Un nuovo Colosseo a Capaccio

Girando tra la rete ho trovato Oscar, mio coetaneo, Capaccese di ferro, che sfarnetica in questo luogo dedicando il suo tempo prezioso a fare opinione su problematiche e cultura locale.
Mi pregio inserire in questo giornaletto una sua opinione sulla nuova proposta fatta dall’amministrazione Marino per distruggere finalmente anche il capoluogo.
Giovanni Monzo

dal Blog di Oscar Nicodemo http://networkedblogs.com/bGSb7
Premesso che un anfiteatro è una costruzione ellittica dove, nell’antichità classica, si allestivano prevalentemente spettacoli gladiatori, ci si chiede se tra la popolazione di Capaccio ci siano aspiranti lottatori pronti ad affrontare leoni, tigri, rinoceronti e coccodrilli.
Già, l’amministrazione comunale di Capaccio-Paestum si dice disposta a svendere, in cambio di una simile struttura e un centinaio di posti auto, una parte preziosa del paesaggio collinare (Chiusa di Leone). Il progetto, denominato, impropriamente, “Riqualificazione Piazza Tempone e delle aree adiacenti”, oltre a snaturare una visione panoramica, non porterà nessun beneficio allo sviluppo turistico del capoluogo.
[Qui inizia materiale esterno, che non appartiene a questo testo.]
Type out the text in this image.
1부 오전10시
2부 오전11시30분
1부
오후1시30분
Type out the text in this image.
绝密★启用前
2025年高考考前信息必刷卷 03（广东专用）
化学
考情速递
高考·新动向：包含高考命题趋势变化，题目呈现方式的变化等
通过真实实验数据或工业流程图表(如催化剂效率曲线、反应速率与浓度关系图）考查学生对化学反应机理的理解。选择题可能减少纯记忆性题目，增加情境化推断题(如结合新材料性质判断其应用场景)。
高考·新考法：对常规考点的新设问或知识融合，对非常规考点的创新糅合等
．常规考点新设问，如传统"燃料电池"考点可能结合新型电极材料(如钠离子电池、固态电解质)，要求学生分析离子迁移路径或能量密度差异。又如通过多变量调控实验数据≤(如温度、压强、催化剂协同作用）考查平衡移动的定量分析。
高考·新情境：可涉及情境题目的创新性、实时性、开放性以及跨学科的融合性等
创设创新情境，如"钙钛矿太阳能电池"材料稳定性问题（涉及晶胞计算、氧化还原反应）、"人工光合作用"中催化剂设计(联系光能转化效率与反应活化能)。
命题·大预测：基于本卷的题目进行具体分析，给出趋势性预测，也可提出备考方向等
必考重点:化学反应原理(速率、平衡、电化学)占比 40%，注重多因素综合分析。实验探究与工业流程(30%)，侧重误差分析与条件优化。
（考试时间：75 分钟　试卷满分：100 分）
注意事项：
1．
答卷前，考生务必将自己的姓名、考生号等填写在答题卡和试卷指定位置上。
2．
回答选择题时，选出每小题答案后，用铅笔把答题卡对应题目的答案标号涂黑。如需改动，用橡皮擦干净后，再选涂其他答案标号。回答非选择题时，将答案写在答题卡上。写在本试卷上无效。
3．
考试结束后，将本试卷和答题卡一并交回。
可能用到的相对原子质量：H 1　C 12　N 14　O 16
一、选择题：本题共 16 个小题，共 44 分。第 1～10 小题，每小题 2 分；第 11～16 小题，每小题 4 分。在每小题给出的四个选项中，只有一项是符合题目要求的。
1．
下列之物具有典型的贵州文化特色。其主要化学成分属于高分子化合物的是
Infatti, a Capaccio alta, come nel resto del territorio comunale, non sussiste la necessità di costruire nuovi alloggi in quanto ve ne sono molti invenduti.
Ancora una volta, in assenza di una coscienza collettiva vera e propria, di un’opposizione politica consiliare audace e di critici autorevoli, il governo locale sceglie quanto di peggio si possa fare per il territorio e la comunità. Anziché porre l’attenzione sulle soluzioni più ovvie e consone per rimediare al declino del paese, si preferisce, dunque, dar luogo all’ennesimo, inutile e buffo progetto-disastro.
Tra le cose che menti eccelse, investite di cariche e di deleghe, non pensano, vi sono il problema dell’approvigionamento idrico; il mancato allacciamento della rete fognaria, che attualmente inquina il torrente del Monte Sottano, al depuratore; l’eventualità di valorizzare il centro storico mediante il completo recupero del patrimonio edilizio già esistente; l’esigenza di creare i presupposti per l’occuopazione investendo sulle risorse storico-naturalistiche; la necessità di ripristinare il collegamento diretto tra Capaccio e l’area archeologica di Paestum.
Un luogo del genere che, contrariamente alla sua tradizione, non registra un fervido nucleo di opposizione al potere politico dominante, è destinato a snaturarsi non solo morfologicamente, ma anche socialmente e culturalmente. Non a caso, oggi sono al comando i prodotti più “genuini” di una sottocultura imperante. Invertire la tendenza, appare piuttosto difficile. Senza un’opinione pubblica esigente, senza un’informazione influente, attrezzata per raccontare, criticare ed interpretare la realtà del momento, e senza uomini avveduti, coraggiosi e capaci di caricarsi di una responsabilità morale e politica per cercare di riaffermare il primato della cultura, da cui partire per risanare ogni aspetto della vita pubblica, non vi è comunità che abbia speranza di un futuro migliore.
La mediocrità, nei suoi vari aspetti e nei vari campi, deforma la società. Quella capaccese sta seguendo un modello appiattito. Troppo appiattito.